BANGGAI, KABAR BENGGAWI– DPRD Banggai Laut menggelar Rapat Dengar Pendapat (RDP) bersama PT Pertamina Banggai, Pengusaha SPBU dan Pemerintah Daerah terkait kelangkaan BBM subsidi jenis pertalite dan solar, Jumat (9/9/2022).
RDP itu dipimpin oleh wakil ketua I DPRD Patwan Kuba.
RDP dilakukan karena adanya keluhan masyarakat khususnya di Kecamatan Labobo, Bangkurung dan Bokan Kepulauan yang mayoritas pekerjaannya adalah nelayan mengeluhkan kenaikan harga BBM jenis pertalite dan bio solar sehingga para nelayan sudah tak bisa melaut lagi.
Patwan Kuba mengatakan, RDP ini akan menjelaskan bagaimana proses distribusi BBM subsidi, sebab beberapa pekan ini mereka (Anggota DPRD.red) telah mendapatkan berbagai pengeluhan dari masyarakat.
“Kami butuh penjelasan dari Pertamina bagaimana proses distribusi, kuota dan keberadaan SPBU,” kata Patwan.
Bagian distribusi Fuel Terminal Bahan Bakar Minyak (TBBM) Banggai Ardianto menjelaskan, proses distribusi BBM subsidi pertalite dilakukan berdasarkan kuota yang telah dihitung berdasarkan konsumsi masyarakat oleh pemerintah daerah, terkait proses suplai saat ini berasal dari Luwuk karena tangki yang berada di Fuel TBBM Banggai saat masih dalam proses perbaikan.
“Saat ini proses suplai masih dari Luwuk,” terangnya.
Sementara itu, bagian sales distribusi Hadi Nurohman menuturkan, untuk stok BBM terus tersedia dan senin depan masuk lagi satu tengker.
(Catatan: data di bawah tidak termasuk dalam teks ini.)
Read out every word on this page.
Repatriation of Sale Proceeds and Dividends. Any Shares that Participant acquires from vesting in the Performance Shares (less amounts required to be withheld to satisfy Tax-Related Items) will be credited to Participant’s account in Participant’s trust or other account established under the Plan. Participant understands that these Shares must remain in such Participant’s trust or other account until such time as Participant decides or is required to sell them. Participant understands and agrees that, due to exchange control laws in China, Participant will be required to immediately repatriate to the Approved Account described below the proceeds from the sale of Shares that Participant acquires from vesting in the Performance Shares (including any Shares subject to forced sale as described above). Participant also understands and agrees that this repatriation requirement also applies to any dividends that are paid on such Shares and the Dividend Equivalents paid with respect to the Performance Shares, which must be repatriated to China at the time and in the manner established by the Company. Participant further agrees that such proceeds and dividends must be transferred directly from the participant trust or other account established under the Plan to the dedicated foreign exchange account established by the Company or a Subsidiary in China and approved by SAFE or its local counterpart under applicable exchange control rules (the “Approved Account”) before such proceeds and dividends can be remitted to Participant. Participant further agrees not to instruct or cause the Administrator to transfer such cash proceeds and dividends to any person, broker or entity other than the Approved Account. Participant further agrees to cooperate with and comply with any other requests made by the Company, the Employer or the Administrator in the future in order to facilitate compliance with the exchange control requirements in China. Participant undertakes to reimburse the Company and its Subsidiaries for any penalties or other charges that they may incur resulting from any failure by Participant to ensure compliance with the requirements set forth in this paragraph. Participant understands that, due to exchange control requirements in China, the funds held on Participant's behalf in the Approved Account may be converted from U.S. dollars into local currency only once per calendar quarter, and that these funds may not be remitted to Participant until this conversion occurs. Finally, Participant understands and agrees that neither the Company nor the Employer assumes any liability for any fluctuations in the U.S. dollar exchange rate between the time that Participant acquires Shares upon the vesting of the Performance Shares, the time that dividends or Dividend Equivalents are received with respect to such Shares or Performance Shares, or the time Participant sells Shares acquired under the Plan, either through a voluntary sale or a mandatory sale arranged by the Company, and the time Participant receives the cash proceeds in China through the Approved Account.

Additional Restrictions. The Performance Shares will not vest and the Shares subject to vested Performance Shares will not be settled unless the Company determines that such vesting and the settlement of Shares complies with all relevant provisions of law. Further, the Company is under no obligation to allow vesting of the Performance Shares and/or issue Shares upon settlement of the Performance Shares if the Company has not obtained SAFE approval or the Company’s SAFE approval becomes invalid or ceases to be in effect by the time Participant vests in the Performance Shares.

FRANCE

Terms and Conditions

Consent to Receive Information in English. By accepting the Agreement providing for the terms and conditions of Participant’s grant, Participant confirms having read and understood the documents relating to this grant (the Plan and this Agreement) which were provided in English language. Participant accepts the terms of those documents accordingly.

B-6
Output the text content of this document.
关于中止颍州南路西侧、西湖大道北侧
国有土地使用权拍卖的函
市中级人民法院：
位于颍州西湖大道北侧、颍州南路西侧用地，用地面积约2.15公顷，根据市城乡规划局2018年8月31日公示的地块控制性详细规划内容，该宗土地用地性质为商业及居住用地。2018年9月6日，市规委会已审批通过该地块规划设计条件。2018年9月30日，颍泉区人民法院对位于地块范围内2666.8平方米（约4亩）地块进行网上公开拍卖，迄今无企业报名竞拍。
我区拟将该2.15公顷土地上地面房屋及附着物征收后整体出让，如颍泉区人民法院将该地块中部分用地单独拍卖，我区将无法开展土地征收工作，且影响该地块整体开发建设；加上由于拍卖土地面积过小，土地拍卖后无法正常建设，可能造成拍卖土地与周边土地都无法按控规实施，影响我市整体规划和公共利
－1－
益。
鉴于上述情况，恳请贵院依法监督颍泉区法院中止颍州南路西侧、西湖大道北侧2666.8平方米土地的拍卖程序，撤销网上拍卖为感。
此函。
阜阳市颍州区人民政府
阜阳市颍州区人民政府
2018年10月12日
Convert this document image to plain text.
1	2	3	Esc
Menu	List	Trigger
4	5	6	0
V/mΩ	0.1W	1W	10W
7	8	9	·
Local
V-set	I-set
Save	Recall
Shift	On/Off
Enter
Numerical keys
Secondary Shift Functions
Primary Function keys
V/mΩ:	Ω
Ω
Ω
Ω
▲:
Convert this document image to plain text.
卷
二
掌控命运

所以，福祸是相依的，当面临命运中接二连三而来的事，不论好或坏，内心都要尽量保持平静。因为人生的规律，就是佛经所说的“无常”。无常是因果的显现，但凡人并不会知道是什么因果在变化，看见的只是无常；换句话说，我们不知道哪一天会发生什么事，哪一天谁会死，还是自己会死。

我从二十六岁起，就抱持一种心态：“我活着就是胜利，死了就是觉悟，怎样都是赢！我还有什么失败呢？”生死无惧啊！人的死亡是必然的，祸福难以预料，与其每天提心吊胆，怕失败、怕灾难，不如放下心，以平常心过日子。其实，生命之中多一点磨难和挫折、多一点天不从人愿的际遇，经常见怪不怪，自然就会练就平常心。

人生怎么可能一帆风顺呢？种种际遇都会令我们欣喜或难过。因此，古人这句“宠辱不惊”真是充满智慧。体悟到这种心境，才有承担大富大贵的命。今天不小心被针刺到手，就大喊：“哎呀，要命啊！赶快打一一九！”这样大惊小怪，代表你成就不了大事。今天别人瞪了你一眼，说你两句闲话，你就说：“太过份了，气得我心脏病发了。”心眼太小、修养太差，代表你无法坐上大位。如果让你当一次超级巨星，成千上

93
“Stok BBM di kami mencukupi dan masih tersedia,” ujarnya.
“Kami di depot kata kasarnya hanya sebagai gudang, kita disini hanya fungsi penimbunan dan penerimaan BBM,” imbuhnya.
Menanggapi itu, Rusdin Panguale menegaskan, bahwa proses distribusi BBM jenis subsidi perlu dilakukan pengawasan secara ketat sebab berdasarkan uraian dari Pertamina Banggai bahwa BBM subsidi memiliki stok yang cukup namun kenapa di masyarakat terjadi kelangkaan.
“Jika terjadi kelangkaan perlu ditelusuri, apakah SPBU yang tidak bertanggungjawab atau masyarakat yang telah terdata untuk mengambil BBM namun proses menyalurkannya tidak tepat sasaran,” ujar Rusdin.
“Nah, solusinya disini perlu dilakukan pengawasan yang ketat, karena BBM subsidi diperuntukan untuk masyarakat kalangan bawah,” tambahnya.